There were 127 H-I-V cases diagnosed in 2009 — which exceeds both the 10-year average of 104 from 1999 through 2008, and the five-year average of 113 cases from 2004 through 2008. The report says the data shows that “a disproportionate number of black, non-Hispanic men with an exposure risk of having sex with men are being diagnosed with H-I-V.”
The report also says cases of Lyme disease in 2009 topped 100 for the third consecutive year. Quinlisk says the Lyme disease is spreading probably because the deer and mice that carry it are spreading across the state and more people are now living in the counties where the ticks that carry the disease are living.
Quinlisk says identifying cases of Lyme disease continues to be a problem. She says unfortunately there’s not a really good test for Lyme disease, although it has improved some, and she says doctors are becoming more aware of Lyme disease — especially in areas where they did not have Lyme disease in the past.
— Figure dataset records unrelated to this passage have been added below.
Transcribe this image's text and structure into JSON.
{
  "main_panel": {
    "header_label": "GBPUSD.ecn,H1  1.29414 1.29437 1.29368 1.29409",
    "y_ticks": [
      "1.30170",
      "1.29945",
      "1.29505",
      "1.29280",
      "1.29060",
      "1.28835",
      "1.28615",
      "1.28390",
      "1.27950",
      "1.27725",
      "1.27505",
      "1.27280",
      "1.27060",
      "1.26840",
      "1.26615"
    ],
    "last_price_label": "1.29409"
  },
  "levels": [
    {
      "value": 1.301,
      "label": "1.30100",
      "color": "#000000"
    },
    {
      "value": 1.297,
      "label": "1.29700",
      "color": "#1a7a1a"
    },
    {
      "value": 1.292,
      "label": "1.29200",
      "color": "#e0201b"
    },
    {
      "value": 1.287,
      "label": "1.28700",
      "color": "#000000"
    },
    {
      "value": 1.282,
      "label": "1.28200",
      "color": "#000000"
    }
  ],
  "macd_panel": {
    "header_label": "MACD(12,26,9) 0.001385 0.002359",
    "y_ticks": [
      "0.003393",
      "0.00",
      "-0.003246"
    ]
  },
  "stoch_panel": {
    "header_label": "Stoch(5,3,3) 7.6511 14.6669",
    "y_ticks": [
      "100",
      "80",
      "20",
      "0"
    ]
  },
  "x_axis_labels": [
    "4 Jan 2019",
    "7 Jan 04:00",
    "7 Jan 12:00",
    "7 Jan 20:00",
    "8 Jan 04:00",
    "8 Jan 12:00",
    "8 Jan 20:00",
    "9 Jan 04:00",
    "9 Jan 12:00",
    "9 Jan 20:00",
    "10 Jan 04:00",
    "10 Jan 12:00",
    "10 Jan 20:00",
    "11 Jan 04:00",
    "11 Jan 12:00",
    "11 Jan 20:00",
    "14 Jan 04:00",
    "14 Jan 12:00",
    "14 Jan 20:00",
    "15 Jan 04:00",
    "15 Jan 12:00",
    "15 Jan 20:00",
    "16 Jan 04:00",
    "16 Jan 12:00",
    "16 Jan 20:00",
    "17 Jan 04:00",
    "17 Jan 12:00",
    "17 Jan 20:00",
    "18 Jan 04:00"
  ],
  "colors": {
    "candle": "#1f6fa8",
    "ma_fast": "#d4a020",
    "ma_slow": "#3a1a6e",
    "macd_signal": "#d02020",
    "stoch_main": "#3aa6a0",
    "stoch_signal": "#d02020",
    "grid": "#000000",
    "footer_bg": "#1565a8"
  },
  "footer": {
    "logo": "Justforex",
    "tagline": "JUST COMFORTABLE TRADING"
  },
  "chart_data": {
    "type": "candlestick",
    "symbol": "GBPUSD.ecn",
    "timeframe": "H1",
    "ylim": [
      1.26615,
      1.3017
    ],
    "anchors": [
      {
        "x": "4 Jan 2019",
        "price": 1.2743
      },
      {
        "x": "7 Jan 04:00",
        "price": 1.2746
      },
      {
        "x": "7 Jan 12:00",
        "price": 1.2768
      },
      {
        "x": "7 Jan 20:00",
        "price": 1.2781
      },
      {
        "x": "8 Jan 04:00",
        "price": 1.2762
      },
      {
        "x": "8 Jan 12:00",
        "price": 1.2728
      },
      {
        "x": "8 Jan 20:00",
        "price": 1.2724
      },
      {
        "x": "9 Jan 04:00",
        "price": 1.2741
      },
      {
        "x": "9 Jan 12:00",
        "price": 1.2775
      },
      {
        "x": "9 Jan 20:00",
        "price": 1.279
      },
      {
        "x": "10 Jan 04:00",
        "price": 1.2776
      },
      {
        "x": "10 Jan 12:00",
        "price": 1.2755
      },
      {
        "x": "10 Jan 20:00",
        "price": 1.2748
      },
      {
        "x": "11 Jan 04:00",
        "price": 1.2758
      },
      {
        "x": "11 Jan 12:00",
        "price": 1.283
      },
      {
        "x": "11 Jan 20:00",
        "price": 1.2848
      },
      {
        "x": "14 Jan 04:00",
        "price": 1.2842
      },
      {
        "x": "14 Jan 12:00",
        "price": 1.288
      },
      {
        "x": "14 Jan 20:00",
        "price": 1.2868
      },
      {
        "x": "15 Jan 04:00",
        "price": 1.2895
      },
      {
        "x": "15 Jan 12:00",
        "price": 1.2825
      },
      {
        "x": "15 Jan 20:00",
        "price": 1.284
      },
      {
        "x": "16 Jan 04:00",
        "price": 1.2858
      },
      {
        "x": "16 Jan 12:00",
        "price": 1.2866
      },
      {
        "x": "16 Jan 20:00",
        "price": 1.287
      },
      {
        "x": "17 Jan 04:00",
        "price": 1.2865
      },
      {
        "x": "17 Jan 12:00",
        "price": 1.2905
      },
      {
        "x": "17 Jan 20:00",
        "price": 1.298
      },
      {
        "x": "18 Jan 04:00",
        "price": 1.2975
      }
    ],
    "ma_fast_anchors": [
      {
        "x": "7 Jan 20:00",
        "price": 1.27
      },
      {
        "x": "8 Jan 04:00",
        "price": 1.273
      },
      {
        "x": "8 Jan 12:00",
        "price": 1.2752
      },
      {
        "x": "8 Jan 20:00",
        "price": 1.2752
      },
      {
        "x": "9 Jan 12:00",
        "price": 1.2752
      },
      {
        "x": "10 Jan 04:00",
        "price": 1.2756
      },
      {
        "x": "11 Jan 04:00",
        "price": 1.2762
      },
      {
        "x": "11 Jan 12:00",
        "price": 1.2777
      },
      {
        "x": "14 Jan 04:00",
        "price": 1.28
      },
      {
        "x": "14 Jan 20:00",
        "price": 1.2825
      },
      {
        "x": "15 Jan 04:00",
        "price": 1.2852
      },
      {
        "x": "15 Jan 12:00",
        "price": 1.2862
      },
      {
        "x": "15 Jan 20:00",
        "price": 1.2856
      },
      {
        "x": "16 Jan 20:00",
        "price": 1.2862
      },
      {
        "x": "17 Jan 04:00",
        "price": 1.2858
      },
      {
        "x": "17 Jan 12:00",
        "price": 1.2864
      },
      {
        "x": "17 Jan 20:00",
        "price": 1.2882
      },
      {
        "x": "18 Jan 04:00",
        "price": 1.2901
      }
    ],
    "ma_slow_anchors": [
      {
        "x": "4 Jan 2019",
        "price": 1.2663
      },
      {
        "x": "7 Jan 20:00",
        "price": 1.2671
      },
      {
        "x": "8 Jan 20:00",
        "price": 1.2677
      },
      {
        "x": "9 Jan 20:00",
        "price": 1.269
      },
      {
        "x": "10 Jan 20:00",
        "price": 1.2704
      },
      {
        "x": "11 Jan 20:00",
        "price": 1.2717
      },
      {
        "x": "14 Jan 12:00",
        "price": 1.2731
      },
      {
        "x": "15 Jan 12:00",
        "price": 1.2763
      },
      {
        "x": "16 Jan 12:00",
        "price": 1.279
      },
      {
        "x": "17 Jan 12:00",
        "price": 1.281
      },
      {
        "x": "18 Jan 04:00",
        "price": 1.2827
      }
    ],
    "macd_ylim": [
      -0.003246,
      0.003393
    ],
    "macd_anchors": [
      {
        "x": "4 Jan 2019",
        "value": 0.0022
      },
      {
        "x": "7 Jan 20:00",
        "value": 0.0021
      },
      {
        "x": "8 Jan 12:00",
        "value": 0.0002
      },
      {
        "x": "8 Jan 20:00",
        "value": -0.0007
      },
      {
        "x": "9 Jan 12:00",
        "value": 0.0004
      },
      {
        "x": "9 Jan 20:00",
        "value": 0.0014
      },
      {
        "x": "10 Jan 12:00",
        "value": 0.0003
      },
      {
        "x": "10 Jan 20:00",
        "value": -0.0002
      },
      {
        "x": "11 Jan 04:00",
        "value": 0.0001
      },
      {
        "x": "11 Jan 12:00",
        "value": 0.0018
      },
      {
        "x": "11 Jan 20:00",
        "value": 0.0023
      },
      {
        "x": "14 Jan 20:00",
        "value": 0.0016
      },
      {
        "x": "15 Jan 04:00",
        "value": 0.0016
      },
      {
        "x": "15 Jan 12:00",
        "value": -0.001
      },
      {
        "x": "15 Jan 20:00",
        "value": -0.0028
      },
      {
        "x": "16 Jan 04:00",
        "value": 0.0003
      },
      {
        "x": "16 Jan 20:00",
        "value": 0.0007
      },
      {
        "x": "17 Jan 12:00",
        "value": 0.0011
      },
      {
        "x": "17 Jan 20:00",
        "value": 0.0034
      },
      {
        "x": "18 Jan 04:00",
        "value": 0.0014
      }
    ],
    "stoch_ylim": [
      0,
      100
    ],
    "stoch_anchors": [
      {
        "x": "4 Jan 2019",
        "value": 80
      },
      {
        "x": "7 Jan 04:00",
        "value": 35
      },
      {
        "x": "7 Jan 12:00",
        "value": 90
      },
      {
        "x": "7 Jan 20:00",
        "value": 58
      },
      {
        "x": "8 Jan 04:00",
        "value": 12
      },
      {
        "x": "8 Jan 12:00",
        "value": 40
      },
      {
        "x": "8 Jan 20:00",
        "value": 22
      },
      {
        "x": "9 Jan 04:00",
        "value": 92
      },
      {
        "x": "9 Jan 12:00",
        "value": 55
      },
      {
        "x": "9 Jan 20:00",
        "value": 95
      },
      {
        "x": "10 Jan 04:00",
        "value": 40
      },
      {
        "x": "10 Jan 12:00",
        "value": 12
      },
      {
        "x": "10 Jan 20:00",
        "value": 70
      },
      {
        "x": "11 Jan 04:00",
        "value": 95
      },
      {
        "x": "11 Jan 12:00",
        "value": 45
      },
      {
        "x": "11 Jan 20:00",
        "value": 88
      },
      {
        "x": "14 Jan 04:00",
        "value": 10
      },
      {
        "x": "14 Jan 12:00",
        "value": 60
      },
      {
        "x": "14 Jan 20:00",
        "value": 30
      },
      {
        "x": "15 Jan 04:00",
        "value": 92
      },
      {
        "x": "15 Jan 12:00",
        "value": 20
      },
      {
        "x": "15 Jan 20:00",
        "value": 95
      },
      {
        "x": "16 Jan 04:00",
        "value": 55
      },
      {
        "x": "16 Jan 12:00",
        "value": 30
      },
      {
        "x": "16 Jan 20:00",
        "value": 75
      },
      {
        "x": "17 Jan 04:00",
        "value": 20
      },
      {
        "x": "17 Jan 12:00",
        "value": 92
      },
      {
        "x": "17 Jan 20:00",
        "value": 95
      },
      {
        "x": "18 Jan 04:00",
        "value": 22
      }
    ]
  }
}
One of the other big issues for the Health Department in 2009 was the H-1-N-1 flu outbreak in early May, followed by a second wave in October and November. Dr. Quinlisk says their response was hampered some by a lack of vaccine, but they did learn from the outbreak.
“We certainly learned better how to use sort of mass vaccination systems and how ensure that people get messages about whose at risk and who is not at risk, how to run vaccine clinics at a local level,” Quinlisk says, “so there were a lot things that were learned in this experience so if something like this should happen again where we need to do mass vaccinations, or mass treatment of antibiotics, then we will do a better job of it.”
The report says there were 644 hospitalizations confirmed by laboratory evidence of H-1-N-1 in 2009, and 41 deaths. The report says “in late October, more than 500 Iowa schools reported at least one day of absence due to illness that met or exceed 10% of the school’s enrollment. That equates to one third of all Iowa schools experiencing illness during that week.”
Quinlisk says the food-borne diseases are one area that could really be cut back if people would take more preventative action. “The biggest thing there is of course, that people if they have diarrhea, should never ever touch food that is meant for somebody else. And that if you do have diarrhea, it is very important the you should stay home,” Quinlisk says. She says they have had cases where someone with diarrhea has gone to a school, a wedding or church and spread the disease to many more people.
The full report is available on the Iowa Department of Public Health’s website at: www.idph.state.ia.us.